The test at Lib/test/test_multibytecodec.py:178 checks for len('\U00012345') == 2, and with PEP393 this is always False. I tried to run the tests with a few changes and they seem to work, but the code doesn't raise any exception on c.reset(): ---->8-------->8-------->8-------->8---- import io, codecs s = io.BytesIO() c = codecs.getwriter('gb18030')(s) c.write('123'); s.getvalue() c.write('\U00012345'); s.getvalue() c.write('\U00012345' + '\uac00\u00ac'); s.getvalue() c.write('\uac00'); s.getvalue() c.reset() s.getvalue() ---->8-------->8-------->8-------->8---- Result: >>> import io, codecs >>> s = io.BytesIO() >>> c = codecs.getwriter('gb18030')(s) >>> c.write('123'); s.getvalue() b'123' >>> c.write('\U00012345'); s.getvalue() b'123\x907\x959' >>> # '\U00012345'[0] is the same of '\U00012345' now >>> c.write('\U00012345' + '\uac00\u00ac'); s.getvalue() b'123\x907\x959\x907\x959\x827\xcf5\x810\x851' >>> c.write('\uac00'); s.getvalue() b'123\x907\x959\x907\x959\x827\xcf5\x810\x851\x827\xcf5' >>> c.reset() # is this supposed to raise an error? >>> s.getvalue() b'123\x907\x959\x907\x959\x827\xcf5\x810\x851\x827\xcf5' Victor suggested to wait until multibytecodec gets ported to the new API before fixing this.
Victor, do you know if multibytecodec has been ported to the new API yet?
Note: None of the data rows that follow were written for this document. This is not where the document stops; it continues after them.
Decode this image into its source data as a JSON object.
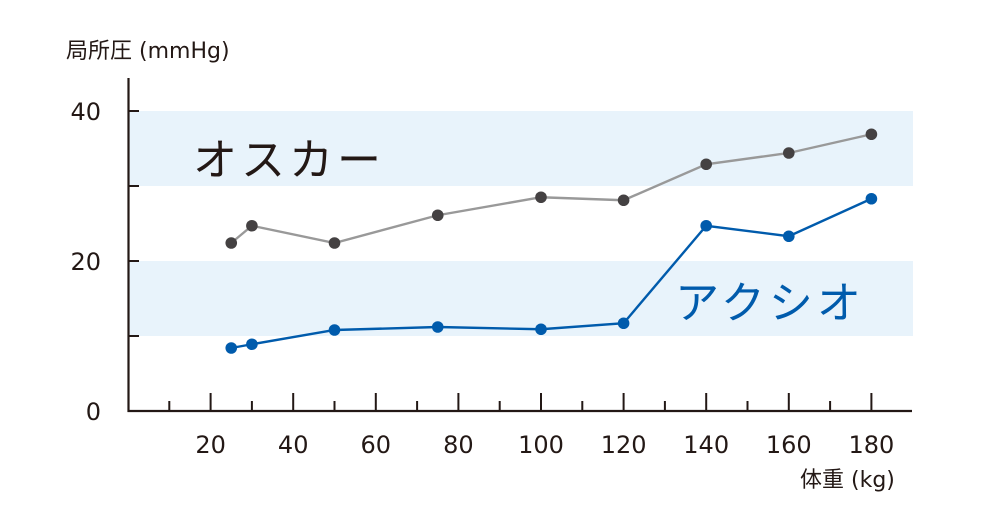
{
  "chart_data": {
    "type": "line",
    "title": "",
    "xlabel": "体重 (kg)",
    "ylabel": "局所圧 (mmHg)",
    "xlim": [
      0,
      190
    ],
    "ylim": [
      0,
      44
    ],
    "x_ticks": [
      20,
      40,
      60,
      80,
      100,
      120,
      140,
      160,
      180
    ],
    "y_ticks": [
      0,
      20,
      40
    ],
    "grid": false,
    "bands": [
      {
        "from": 30,
        "to": 40,
        "color": "#e8f3fb"
      },
      {
        "from": 10,
        "to": 20,
        "color": "#e8f3fb"
      }
    ],
    "series": [
      {
        "name": "オスカー",
        "color": "#999999",
        "marker_color": "#444142",
        "x": [
          25,
          30,
          50,
          75,
          100,
          120,
          140,
          160,
          180
        ],
        "values": [
          22.4,
          24.7,
          22.4,
          26.1,
          28.5,
          28.1,
          32.9,
          34.4,
          36.9
        ]
      },
      {
        "name": "アクシオ",
        "color": "#005bac",
        "marker_color": "#005bac",
        "x": [
          25,
          30,
          50,
          75,
          100,
          120,
          140,
          160,
          180
        ],
        "values": [
          8.4,
          8.9,
          10.8,
          11.2,
          10.9,
          11.7,
          24.7,
          23.3,
          28.3
        ]
      }
    ],
    "annotations": [
      {
        "text": "オスカー",
        "x": 40,
        "y": 35,
        "color": "#231815"
      },
      {
        "text": "アクシオ",
        "x": 160,
        "y": 14.5,
        "color": "#005bac"
      }
    ]
  }
}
If I removed the "if", I still get a failure. test test_multibytecodec failed -- Traceback (most recent call last): File "/home/wolf/dev/py/py3k/Lib/test/test_multibytecodec.py", line 187, in test_gb18030 self.assertEqual(s.getvalue(), b'123\x907\x959') AssertionError: b'123\x907\x959\x907\x959' != b'123\x907\x959'
I think these tests have no sense after PEP393. They tests that StreamWriter works with non-BMP characters broken inside surrogate pair. I.e. c.write(s[:i]); c.write(s[i:]) always is same as c.write(s), even if i breaks s inside a surrogate pair. This case is impossible after PEP393.
CJK decoders use the new Unicode API since the changeset bcecf3910162. "I think these tests have no sense after PEP393. They tests that StreamWriter works with non-BMP characters broken inside surrogate pair. I.e. c.write(s[:i]); c.write(s[i:]) always is same as c.write(s), even if i breaks s inside a surrogate pair. This case is impossible after PEP393." I reenabled tests, but I simplified them to remove parts related to surrogate pairs. Tests are shorter than before, but it's better than no test at all. Can I close the issue or someone wants to improve these tests?